2. Place in freshly prepared Marchi’s fluid (Müller’s fluid 2 parts, 1 per cent osmic acid solution 1 part) for about 8 days in the incubator at 37°C. The brain requires a longer time. When the mixture loses the osmic acid smell renew it.

3. Wash in running water, 24 hours.

4. Harden in graded alcohols.

5. Imbed in celloidin; cut; dehydrate; clear; mount.
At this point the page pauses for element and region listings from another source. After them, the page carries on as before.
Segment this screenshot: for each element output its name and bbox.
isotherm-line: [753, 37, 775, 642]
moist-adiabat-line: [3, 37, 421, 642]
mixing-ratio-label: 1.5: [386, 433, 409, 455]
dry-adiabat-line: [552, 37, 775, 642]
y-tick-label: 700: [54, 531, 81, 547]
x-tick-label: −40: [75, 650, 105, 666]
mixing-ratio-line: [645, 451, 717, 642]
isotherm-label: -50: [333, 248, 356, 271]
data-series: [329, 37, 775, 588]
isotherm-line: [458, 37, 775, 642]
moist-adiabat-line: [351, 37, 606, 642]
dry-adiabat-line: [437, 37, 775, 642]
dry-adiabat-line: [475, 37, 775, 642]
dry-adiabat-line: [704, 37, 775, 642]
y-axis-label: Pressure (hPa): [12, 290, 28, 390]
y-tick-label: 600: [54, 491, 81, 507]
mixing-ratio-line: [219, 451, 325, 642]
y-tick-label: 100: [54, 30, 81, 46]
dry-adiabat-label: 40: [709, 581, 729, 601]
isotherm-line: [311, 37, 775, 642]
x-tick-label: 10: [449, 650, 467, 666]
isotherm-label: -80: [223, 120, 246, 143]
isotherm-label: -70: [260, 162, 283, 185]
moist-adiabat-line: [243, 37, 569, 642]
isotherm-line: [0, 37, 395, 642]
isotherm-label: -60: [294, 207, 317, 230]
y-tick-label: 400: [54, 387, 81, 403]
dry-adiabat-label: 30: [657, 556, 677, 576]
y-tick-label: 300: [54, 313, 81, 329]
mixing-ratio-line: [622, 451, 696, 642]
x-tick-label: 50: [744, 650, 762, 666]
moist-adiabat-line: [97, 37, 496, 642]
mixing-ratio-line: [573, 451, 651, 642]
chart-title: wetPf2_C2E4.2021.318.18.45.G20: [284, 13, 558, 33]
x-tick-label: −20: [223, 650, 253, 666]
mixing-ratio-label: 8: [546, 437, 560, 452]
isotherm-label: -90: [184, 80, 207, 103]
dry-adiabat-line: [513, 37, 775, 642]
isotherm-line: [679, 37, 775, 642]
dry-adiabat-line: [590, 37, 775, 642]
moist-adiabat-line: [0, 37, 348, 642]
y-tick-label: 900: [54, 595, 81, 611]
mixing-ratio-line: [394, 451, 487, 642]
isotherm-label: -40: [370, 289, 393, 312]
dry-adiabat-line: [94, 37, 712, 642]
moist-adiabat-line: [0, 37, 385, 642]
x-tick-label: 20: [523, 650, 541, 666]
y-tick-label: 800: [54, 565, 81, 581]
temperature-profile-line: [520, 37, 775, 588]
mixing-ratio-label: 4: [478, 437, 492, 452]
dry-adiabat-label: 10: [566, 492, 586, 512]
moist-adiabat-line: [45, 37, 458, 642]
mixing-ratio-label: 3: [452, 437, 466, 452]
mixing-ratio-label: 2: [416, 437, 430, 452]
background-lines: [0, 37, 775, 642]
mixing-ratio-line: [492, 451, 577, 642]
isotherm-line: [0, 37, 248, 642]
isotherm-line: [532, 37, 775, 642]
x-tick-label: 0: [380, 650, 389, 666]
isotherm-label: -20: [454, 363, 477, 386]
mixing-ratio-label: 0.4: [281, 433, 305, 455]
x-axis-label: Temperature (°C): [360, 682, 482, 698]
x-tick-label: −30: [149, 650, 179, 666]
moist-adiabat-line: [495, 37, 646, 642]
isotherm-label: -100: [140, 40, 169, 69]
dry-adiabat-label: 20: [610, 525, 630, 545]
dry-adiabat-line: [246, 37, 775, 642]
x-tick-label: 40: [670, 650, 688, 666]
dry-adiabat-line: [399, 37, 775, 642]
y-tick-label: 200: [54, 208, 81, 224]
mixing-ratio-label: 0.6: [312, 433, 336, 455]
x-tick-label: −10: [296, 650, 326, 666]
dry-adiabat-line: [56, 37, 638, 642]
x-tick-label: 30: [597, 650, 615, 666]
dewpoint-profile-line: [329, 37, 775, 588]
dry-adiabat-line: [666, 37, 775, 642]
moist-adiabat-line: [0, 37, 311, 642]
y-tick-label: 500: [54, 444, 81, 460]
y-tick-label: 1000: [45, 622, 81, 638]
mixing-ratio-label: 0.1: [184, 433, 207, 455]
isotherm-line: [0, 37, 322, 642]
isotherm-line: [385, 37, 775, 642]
Degenerated nervous tissue (fat) is black: all else brownish gray. Contrast stain in Van Gieson’s, lithium carmine, etc. This method is good for the demonstration of early degenerations.

B. Donaggio’s Methods for Early Degeneration.

Method I—

1. Fix in Müller’s fluid or in 4 per cent potassium-bichromate solution. The tissue may remain in the fluid for any length of time.

2. Transfer directly, without washing, to alcohol. Dehydrate; imbed in celloidin; cut sections 20-30 microns. Place sections in distilled water for a few seconds.

3. Transfer to the following mixture for 10-20 minutes: To 20 per cent solution of ammoniated chloride of tin add an equal amount of 1 per cent aqueous hæmatoxylin. Allow to stand for five days. Keep in the dark, and in a cool place.